I realized that life has me running these days and I forgot to post the results of my doctor's visit last Friday. I actually peeked at the lab results prior to the appointment, and I knew that pesky tumor marker was up again. When Dr. Kohn entered into the room, she said that for the most part everything looked fine, except the CEA marker was up again. I mentioned that I had discovered that already, and she asked me if I saw that the rest of my results were fine. I did, but of course, I wondered what she was going to tell me about the elevated marker.
Just to refresh your memory, tumor markers pick up proteins in the blood that can be caused by cancerous tumors. The CEA marker in particular picks up an indication of gastronomical cancers (primarily colon) which earned me an extra colonoscopy last summer. Before going into the office, I noticed a trend in my numbers from last year, elevated in the summer and decreasing in the fall. I asked my doctor if by chance it could be related to spring and summer allergies. My allergies were particularly bad on the Friday I had the blood draw.
Dr. Kohn didn't think that was the missing puzzle piece, but she admitted that there could be any number of benign (non-cancerous) reasons why my tumor marker is up again. The normal range is under 3.0, and my marker was at 3.2. She mentioned that tumor markers really do not add to the survival rates of patients treated as curative (early stage cancers that the doctors pursue treatment to get rid of the cancer entirely as opposed to cancers that have metastasized). Percentages and numbers are an oncologist's holy grail in deciding treatment and follow up, but Dr. Kohn admitted that it was hard to forego checking the markers. She wasn't going to stress about the slight increase (her words), not even make me come in for a blood draw in two months (which was the protocol we followed last year).

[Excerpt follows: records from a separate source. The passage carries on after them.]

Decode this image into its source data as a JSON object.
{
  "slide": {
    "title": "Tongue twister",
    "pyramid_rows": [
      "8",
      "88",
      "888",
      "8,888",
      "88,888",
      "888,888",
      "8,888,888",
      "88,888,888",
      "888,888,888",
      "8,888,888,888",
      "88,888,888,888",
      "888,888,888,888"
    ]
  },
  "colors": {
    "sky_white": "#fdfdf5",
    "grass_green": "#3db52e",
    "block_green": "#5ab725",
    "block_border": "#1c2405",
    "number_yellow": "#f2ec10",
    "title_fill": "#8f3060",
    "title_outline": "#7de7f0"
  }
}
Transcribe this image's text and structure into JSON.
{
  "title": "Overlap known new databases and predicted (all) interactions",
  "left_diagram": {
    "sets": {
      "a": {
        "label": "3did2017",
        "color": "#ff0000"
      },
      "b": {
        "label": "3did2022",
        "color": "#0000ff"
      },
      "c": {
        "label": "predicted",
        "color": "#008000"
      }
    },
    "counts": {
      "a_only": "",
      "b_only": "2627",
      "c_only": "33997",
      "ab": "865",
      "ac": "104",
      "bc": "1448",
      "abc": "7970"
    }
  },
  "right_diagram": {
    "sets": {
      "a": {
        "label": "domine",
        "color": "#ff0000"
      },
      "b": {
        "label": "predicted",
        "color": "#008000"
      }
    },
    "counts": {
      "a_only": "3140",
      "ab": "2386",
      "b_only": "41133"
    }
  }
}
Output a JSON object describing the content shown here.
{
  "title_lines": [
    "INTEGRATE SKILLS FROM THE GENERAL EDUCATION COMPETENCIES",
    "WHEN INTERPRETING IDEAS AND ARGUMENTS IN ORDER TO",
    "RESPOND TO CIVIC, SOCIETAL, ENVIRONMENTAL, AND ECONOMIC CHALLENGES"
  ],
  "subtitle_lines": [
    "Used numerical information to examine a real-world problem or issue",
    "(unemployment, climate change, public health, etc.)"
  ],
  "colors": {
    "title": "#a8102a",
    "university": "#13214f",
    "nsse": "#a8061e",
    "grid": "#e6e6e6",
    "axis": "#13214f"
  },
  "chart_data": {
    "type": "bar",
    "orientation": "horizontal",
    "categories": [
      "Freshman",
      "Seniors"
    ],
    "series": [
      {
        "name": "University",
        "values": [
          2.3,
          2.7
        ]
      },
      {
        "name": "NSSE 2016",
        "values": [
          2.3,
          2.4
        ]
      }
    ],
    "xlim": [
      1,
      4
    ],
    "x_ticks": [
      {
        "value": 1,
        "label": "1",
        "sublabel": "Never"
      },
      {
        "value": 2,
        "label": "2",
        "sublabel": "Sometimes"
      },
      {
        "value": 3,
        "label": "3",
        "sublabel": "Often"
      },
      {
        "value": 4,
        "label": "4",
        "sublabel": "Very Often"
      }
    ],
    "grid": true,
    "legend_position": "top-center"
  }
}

Instead, she said she would see me in October, when I was due for my next mammogram.
I had hoped this was how she was going to react to this report. When I did a bit of research again, it seems like people were asking about tumor markers that were significantly higher than normal. If my marker was at a seven or even a five, I would be concerned (especially since some patients online had scores of 27 or 54). But .2 over normal? Especially since this seems to be the trend from last year? Perhaps this is my normal. I usually do things a bit above average, so maybe I'm following that through with tumor markers.
I did decide to try another aromatase inhibitor. I felt like I needed to try one more time because it would give me a bit higher survival percentage and more importantly, didn't have the added uterine cancer risk that plagues tamoxifen. Granted, the survival percentage is very small as is the risk for this secondary cancer, but combined, I felt it was worth trying once more. The last time I tried an AI, the doctor prescribed Arimidex. After a few days, I noticed itchy spots on my abdomen and top of one foot. Then when I forgot to take Claritin one morning, my throat began to swell and I realized these were symptoms of an allergic reaction to the medication.
I started my new med, Aromasin, on Friday. So far, I haven't experienced any negative side effects. I'm trying not to be overly sensitive to my skin itching or whether my tongue feels numb. I've decided that I'll know it if it's a reaction, but I don't want to make one up by overly thinking about it. I'm on the alert for any red bumps, which I haven't found. The best thing is I haven't experienced the achiness that I experienced on Arimidex. This is a common side effect of an AI. This was probably one of the main reasons why I hesitated about switching before. Quality of life, being able to exercise without pain, being flexible and strong, is important to me. So, as of now, everything looks like it is going well. I'm so thankful.
So, my season of testing is finished! I am off until next October when I'll undergo a mammogram and blood draw. If everything looks good, my next appointment isn't for six months. Six whole months!! I'm ecstatic over those numbers. Until now, I'll continue living each day for all it's worth, enjoying my kids, the sunshine, this marvelous life that God has blessed me with. And you? Is there anything you are putting off because of fears? Anything you need to try once more? Any test or medical procedure you have been avoiding? Schedule it, perform it, just do it. Remember, God's got your back!